Tout exportation de savoir-faire ou de service est en soi un élément géopolitique. Ce qu’il est important de souligner, c’est que l’envoi de médecins en mission à l’étranger rapporte entre six et huit milliards de dollars par an à Cuba, la première source de revenus de l’île. Les États-Unis cherchent à tout prix à mettre fin à ces missions afin d’assécher les ressources cubaines.

« Les États-Unis souhaitent couper toute source d’argent à Cuba afin d’affamer sa population. »

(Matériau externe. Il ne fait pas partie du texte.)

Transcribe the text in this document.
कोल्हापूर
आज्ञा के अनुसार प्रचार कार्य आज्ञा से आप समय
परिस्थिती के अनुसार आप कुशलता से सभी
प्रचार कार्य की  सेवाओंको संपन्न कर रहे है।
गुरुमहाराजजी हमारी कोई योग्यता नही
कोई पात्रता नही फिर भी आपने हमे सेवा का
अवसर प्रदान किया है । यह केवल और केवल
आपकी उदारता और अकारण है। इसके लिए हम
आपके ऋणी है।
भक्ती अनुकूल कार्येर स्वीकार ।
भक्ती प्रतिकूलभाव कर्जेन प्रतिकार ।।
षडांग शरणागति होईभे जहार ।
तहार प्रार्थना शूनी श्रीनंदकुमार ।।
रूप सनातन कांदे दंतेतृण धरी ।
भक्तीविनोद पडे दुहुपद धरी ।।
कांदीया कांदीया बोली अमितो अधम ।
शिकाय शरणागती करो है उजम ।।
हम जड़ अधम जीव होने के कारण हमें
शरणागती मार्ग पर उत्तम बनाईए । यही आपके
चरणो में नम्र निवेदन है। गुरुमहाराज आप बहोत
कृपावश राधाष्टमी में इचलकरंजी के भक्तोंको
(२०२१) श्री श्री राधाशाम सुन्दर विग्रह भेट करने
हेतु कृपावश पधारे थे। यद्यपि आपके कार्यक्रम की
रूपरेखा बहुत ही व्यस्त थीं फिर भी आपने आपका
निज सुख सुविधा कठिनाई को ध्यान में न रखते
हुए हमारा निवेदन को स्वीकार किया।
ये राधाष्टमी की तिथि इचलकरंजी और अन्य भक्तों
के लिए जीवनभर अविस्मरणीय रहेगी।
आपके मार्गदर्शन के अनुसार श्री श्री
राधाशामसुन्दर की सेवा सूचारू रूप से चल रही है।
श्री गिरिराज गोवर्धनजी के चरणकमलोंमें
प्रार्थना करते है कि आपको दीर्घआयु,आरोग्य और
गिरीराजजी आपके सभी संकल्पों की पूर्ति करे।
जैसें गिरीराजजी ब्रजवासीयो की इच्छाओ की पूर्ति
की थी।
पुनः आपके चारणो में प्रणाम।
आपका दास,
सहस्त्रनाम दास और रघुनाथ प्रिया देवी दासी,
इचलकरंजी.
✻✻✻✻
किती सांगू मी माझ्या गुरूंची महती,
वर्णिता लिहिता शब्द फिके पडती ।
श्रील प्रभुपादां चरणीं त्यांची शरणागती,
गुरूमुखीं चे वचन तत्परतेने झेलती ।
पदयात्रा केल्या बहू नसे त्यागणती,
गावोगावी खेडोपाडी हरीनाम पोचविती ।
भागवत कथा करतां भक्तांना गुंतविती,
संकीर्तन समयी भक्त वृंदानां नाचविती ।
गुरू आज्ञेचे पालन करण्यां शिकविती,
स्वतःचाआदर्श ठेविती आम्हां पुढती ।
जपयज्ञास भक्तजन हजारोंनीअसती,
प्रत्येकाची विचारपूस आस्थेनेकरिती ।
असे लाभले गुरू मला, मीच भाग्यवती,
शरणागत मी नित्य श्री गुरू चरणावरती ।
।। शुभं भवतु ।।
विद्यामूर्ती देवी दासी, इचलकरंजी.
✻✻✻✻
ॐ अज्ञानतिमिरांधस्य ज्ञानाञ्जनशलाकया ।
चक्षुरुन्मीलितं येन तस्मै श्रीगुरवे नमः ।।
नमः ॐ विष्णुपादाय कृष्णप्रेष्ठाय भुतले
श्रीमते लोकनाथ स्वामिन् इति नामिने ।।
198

Et les gouvernements qui suivent cette ligne en renvoyant les médecins sont peu légitimes à adopter des postures morales : Jair Bolsonaro ou encore Jeanine Añez après le coup d’État en Bolivie… Il faut bien le comprendre : les États-Unis souhaitent couper toute source d’argent à Cuba afin d’affamer sa population et que celle-ci se retourne contre ses gouvernants (une ambition assumée dans des documents d’État).

Les médecins cubains ne sont-ils pas une vitrine reluisante pour une arrière-boutique peut reluisante, à savoir un régime autoritaire ?

Ce que je dis dans mon livre, c’est qu’il est primordial de commencer à séparer le peuple cubain et son gouvernement. On analyse toujours ce pays à travers ses dirigeants. Quel dommage ! C’est un pays à regarder dans toute sa complexité. Sa population a énormément de choses à raconter.

« Les médecins cubains sont des travailleurs hors pair. »

De plus, il est indéniable qu’il y a eu et qu’il y a une volonté politique de maintenir la santé gratuite à Cuba. En outre, les médecins cubains sont des travailleurs hors pair. Ils ont beaucoup à nous apprendre. Il est important d’arriver à se focaliser sur ce point pour ne pas perdre de vue qu’en matière de santé, nous avons perdu toute vision politique d’intérêt général.